From its founding in April 1945, the United Nations followed the dictum “Never Again,” long before it became a popular phrase. With the international community starting to recognize that a Jewish state was the best “Never Again” guarantee, Oxford professor Reginald Coupland gas hydrates india’s proposal from 1937 gained popularity. Coupland wondered: “Might it not be a final and peaceful settlement” to “split Palestine into two halves … ?”

Over the next decade, the diplomatic electricity and magnetism study guide struggle intensified. America’s new president since 1945, Harry Truman, endorsed Woodrow Wilson’s promise of “self-determination” for all peoples. Truman respected the Balfour Declaration of 1917 legitimizing a Jewish national homeland. The Nazis’ mass murder of Jews confirmed his sympathy for Jews and their Zionist dreams.

Such sympathy didn’t prevent Truman from bristling when 48,600 telegrams, 790,575 cards and 81,200 other pieces of Palestine-related mail bombarded the White House, mostly from Jews demanding that the U.S. endorse a Jewish state. One rival heard Truman mutter, “Jesus Christ couldn’t please them when he was here on earth, so how can anyone expect that I would have any luck?” Still, 65 percent of Americans also supported establishing chapter 7 electricity note taking worksheet this Jewish state.

Gromyko gave legitimacy to the Jewish state he would spend the next 40 years delegitimizing as the Soviet minister of foreign affairs. Reflecting the logic that most compelled the two-thirds vote in favor of Jewish statehood, Gromyko said, “The Jewish people have been closely linked with Palestine for a considerable period in history” and “the Jews, as a people, have suffered more than any other people.” Thus, in November 1947, the U.N. consecrated its collective promise to the devastated Jewish people.

The dramatic vote, broadcast on radio, reflected the U.N.’s political power and moral standing at the time.
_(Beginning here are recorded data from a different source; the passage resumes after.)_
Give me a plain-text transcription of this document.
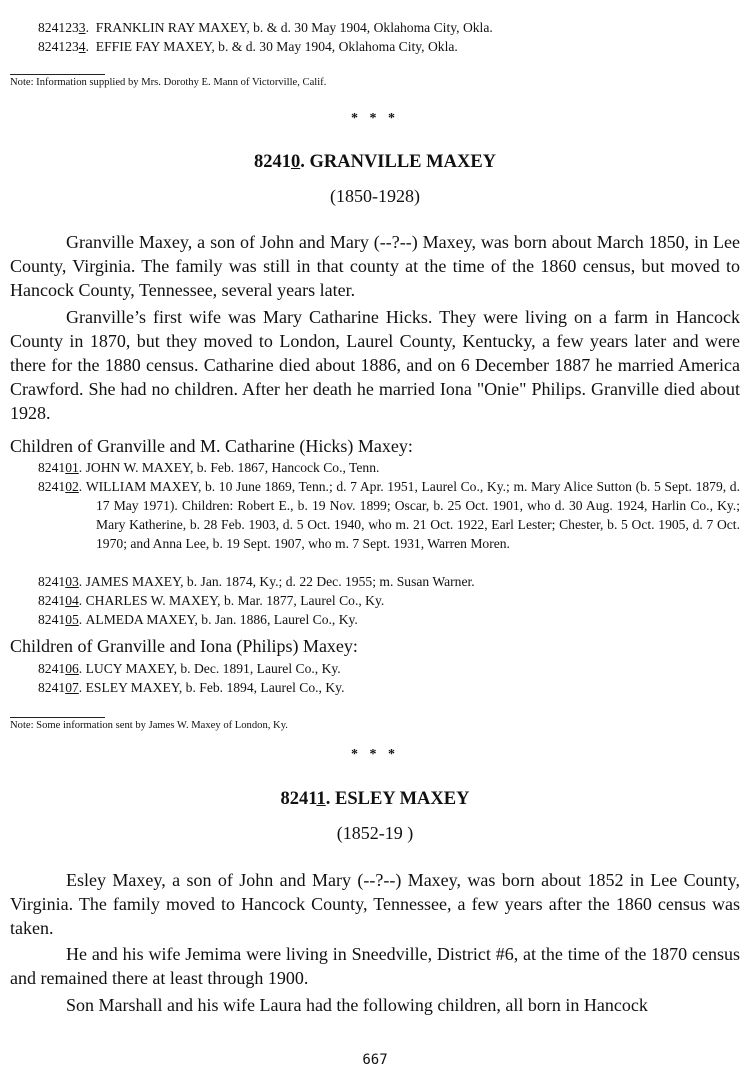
8241233. FRANKLIN RAY MAXEY, b. & d. 30 May 1904, Oklahoma City, Okla.
8241234. EFFIE FAY MAXEY, b. & d. 30 May 1904, Oklahoma City, Okla.
Note: Information supplied by Mrs. Dorothy E. Mann of Victorville, Calif.
* * *
82410. GRANVILLE MAXEY
(1850-1928)

Granville Maxey, a son of John and Mary (--?--) Maxey, was born about March 1850, in Lee County, Virginia. The family was still in that county at the time of the 1860 census, but moved to Hancock County, Tennessee, several years later.

Granville’s first wife was Mary Catharine Hicks. They were living on a farm in Hancock County in 1870, but they moved to London, Laurel County, Kentucky, a few years later and were there for the 1880 census. Catharine died about 1886, and on 6 December 1887 he married America Crawford. She had no children. After her death he married Iona "Onie" Philips. Granville died about 1928.

Children of Granville and M. Catharine (Hicks) Maxey:

824101. JOHN W. MAXEY, b. Feb. 1867, Hancock Co., Tenn.

824102. WILLIAM MAXEY, b. 10 June 1869, Tenn.; d. 7 Apr. 1951, Laurel Co., Ky.; m. Mary Alice Sutton (b. 5 Sept. 1879, d. 17 May 1971). Children: Robert E., b. 19 Nov. 1899; Oscar, b. 25 Oct. 1901, who d. 30 Aug. 1924, Harlin Co., Ky.; Mary Katherine, b. 28 Feb. 1903, d. 5 Oct. 1940, who m. 21 Oct. 1922, Earl Lester; Chester, b. 5 Oct. 1905, d. 7 Oct. 1970; and Anna Lee, b. 19 Sept. 1907, who m. 7 Sept. 1931, Warren Moren.

824103. JAMES MAXEY, b. Jan. 1874, Ky.; d. 22 Dec. 1955; m. Susan Warner.

824104. CHARLES W. MAXEY, b. Mar. 1877, Laurel Co., Ky.

824105. ALMEDA MAXEY, b. Jan. 1886, Laurel Co., Ky.

Children of Granville and Iona (Philips) Maxey:

824106. LUCY MAXEY, b. Dec. 1891, Laurel Co., Ky.

824107. ESLEY MAXEY, b. Feb. 1894, Laurel Co., Ky.

Note: Some information sent by James W. Maxey of London, Ky.
* * *
82411. ESLEY MAXEY
(1852-19 )

Esley Maxey, a son of John and Mary (--?--) Maxey, was born about 1852 in Lee County, Virginia. The family moved to Hancock County, Tennessee, a few years after the 1860 census was taken.

He and his wife Jemima were living in Sneedville, District #6, at the time of the 1870 census and remained there at least through 1900.

Son Marshall and his wife Laura had the following children, all born in Hancock

667
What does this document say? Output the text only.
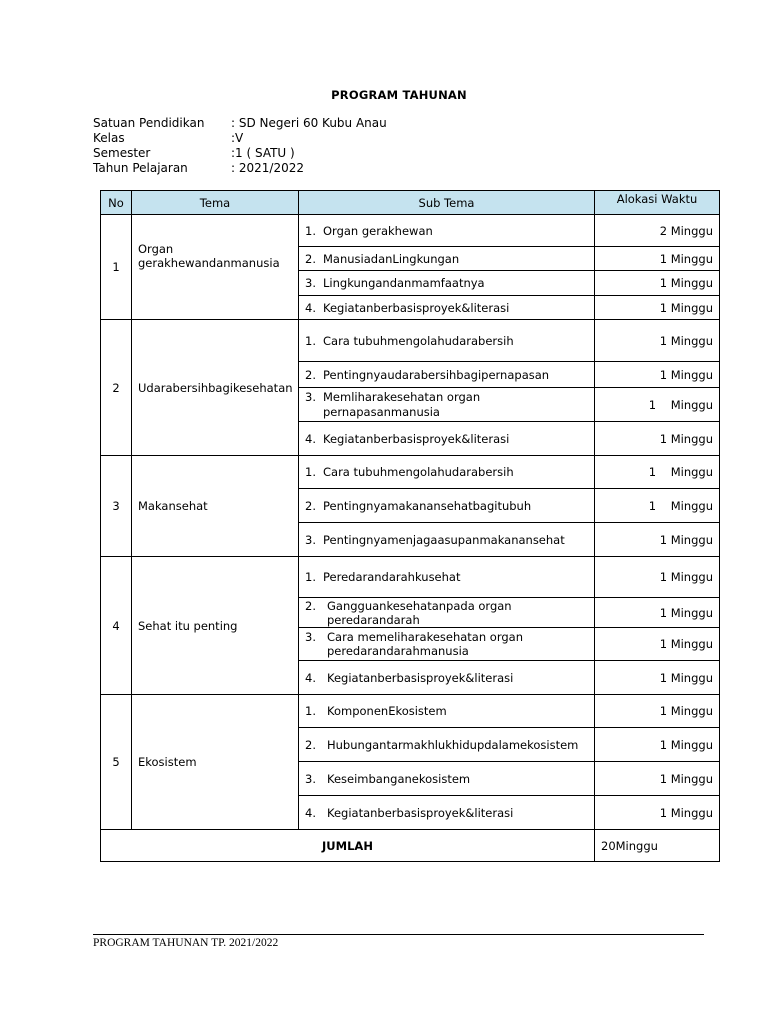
PROGRAM TAHUNAN
Satuan Pendidikan	: SD Negeri 60 Kubu Anau
Kelas	:V
Semester	:1 ( SATU )
Tahun Pelajaran	: 2021/2022
No	Tema	Sub Tema	Alokasi Waktu
1	Organ gerakhewandanmanusia	1. Organ gerakhewan	2 Minggu
		2. ManusiadanLingkungan	1 Minggu
		3. Lingkungandanmamfaatnya	1 Minggu
		4. Kegiatanberbasisproyek&literasi	1 Minggu
2	Udarabersihbagikesehatan	1. Cara tubuhmengolahudarabersih	1 Minggu
		2. Pentingnyaudarabersihbagipernapasan	1 Minggu
		3. Memliharakesehatan organ pernapasanmanusia	1    Minggu
		4. Kegiatanberbasisproyek&literasi	1 Minggu
3	Makansehat	1. Cara tubuhmengolahudarabersih	1    Minggu
		2. Pentingnyamakanansehatbagitubuh	1    Minggu
		3. Pentingnyamenjagaasupanmakanansehat	1 Minggu
4	Sehat itu penting	1. Peredarandarahkusehat	1 Minggu
		2. Gangguankesehatanpada organ peredarandarah	1 Minggu
		3. Cara memeliharakesehatan organ peredarandarahmanusia	1 Minggu
		4. Kegiatanberbasisproyek&literasi	1 Minggu
5	Ekosistem	1. KomponenEkosistem	1 Minggu
		2. Hubungantarmakhlukhidupdalamekosistem	1 Minggu
		3. Keseimbanganekosistem	1 Minggu
		4. Kegiatanberbasisproyek&literasi	1 Minggu
JUMLAH			20Minggu
PROGRAM TAHUNAN TP. 2021/2022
Moshe Shertok (later Sharett), heading the political section of the Jewish Agency, the Palestinian Jews’ government-in-formation, said, “My first feeling is that not only has our cause triumphed at Flushing Meadows [the site of the U.N. vote], but the U.N. has triumphed through our cause. This is the first time that the power energy definition U.N. and the civilized world have decided to create a new state.”

The widespread dancing in the Jewish streets reflected the Jews’ gratitude at this culmination of a 50-year (and 1,900-year) quest for Jewish statehood. Zionist leader Rabbi Abba Hillel Silver celebrated this “turning point in Jewish history,” saying this “noble decision to re-establish and restore the Jewish people gas 0095 to its rightful place in the family of nations will redound to the everlasting credit of the United Nations.”

Here, then, the third proposition becomes more nuanced. Note the Jew-hatred uniting Arab leaders. The Palestinian Arab leadership rejected the compromise, as did most Arabs, who also repudiated the U.N. “Today’s resolution destroys the [U.N.] Charter,” Saudi Arabia’s Emir Faisal al-Saud insisted. Many Arabs called the organization’s move self-destructive. “No,” the U.N. had “not died,” Syria’s Faris al-Khoury said. It was “murdered.”

Contrasting the many examples of Arab-Jewish neighborliness before 1947 with the violence of leaders such as the Grand Mufti, professor Efraim Karsch in “Palestine Betrayed” concludes that neither the U.N. nor the Americans nor the Soviets nor the Jews betrayed the Palestinians. They were betrayed — then as now — by extremist leaders resisting reality, undermining peace, still trying to destroy the one Jewish state established on a small sliver of land gas after eating meat to fulfill a 3,500-year-old dream.